Let’s be clear. The Rebel is repugnant. As a journalistic endeavour, it makes the Weekly World News look like Pulitzer material, especially since they’ve now descended into Black Face, and explaining why fascism is misunderstood, but it has its patrons who show their support both monetarily and by showing up to events like the rally. On the other hand, I’ve defended the Rebel when the U.N. COP22 conference refused to accredit them. Why? Because I would much rather see what they’re doing than force them into dark places where it’s harder to see. I want to address them as openly and honestly as possible because like all true endeavours of hate and prejudice they will, inevitably, be their own worst enemy. Isn’t it better we get to watch them fall?

And let’s agree on one other thing, vitriolic and violent reactions make no friends in the centre, which are the pensive people you always have to persuade off the fence in any political debate. When they hear about people being threatened or about property being damaged, they automatically turn off to the cause. Oddly enough, the great unwashed that for years have marched in G20 demonstrations have one thing in the common with all those people that voted for Donald Trump, they both think that globalization is destroying the middle class. But what do you think those Trump supporters think when they see people breaking storefront windows? They see no allies there.

The most powerful think that all those protestors at Berkley could have done is gather at the exit of the lecture hall or auditorium where Yiannopoulos was speaking, and stand there silently as he left the building and went to his car. No chants, no actions, and so quiet you can hear a pin drop as  Yiannopoulos confronted thousands of people who just so silently but pointedly wanted him to know that they didn’t like him being there. Like Ann Coulter before him, Yiannopoulos has learned that you can make a lot of noise not by being loud yourself, but by saying something that gets so many others to make noise booing you.

It’s no coincidence that Levant calls his publication the Rebel and has given himself the nom du guerre “Rebel Commander”, it makes is sound like he stands for something that the elite, the establishment, don’t want you to see, hear or engage with. It makes him sound like an upstart, or an iconoclast. He’s like Galileo, or Ghandi, another guy trying to do what’s right in a world that just wants to hold him back. Of course the opposite is true. The world is just leaving Levant and those like him behind, they realize now that the never-existed world of Leave It to Beaver is not coming back, and they’re having a tough time dealing with it.

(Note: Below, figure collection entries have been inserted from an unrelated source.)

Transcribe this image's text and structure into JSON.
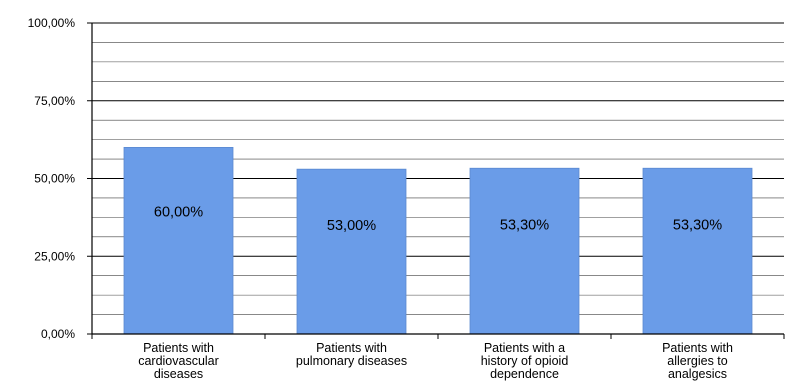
{
  "chart_data": {
    "type": "bar",
    "title": "",
    "xlabel": "",
    "ylabel": "",
    "categories": [
      [
        "Patients with",
        "cardiovascular",
        "diseases"
      ],
      [
        "Patients with",
        "pulmonary diseases"
      ],
      [
        "Patients with a",
        "history of opioid",
        "dependence"
      ],
      [
        "Patients with",
        "allergies to",
        "analgesics"
      ]
    ],
    "values": [
      60.0,
      53.0,
      53.3,
      53.3
    ],
    "data_labels": [
      "60,00%",
      "53,00%",
      "53,30%",
      "53,30%"
    ],
    "ylim": [
      0,
      100
    ],
    "y_ticks": [
      0,
      25,
      50,
      75,
      100
    ],
    "y_tick_labels": [
      "0,00%",
      "25,00%",
      "50,00%",
      "75,00%",
      "100,00%"
    ],
    "minor_gridlines_per_major": 3,
    "grid": true,
    "legend": "none",
    "colors": {
      "bar": "#6a9ce8",
      "bar_edge": "#5a88d0",
      "gridline": "#000000",
      "axis": "#000000"
    }
  }
}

In truth we should be grateful to the Levants and the Yiannopouloses for reminding us that despite society’s advancements, we still have a ways to go and that there are a lot of people that don’t want to go any further. Ideals are meaningless if they’re not tested, and if the progressive left is right, then we should confront this hard right turn with all the qualities we claim to cherish: openness, conversation, and debate. We know Levant is wrong, and deep down he probably knows it too, but we don’t have to keep playing into his fantasy of the scrappy maverick versus the evil empire. Scrappy Doo, maybe.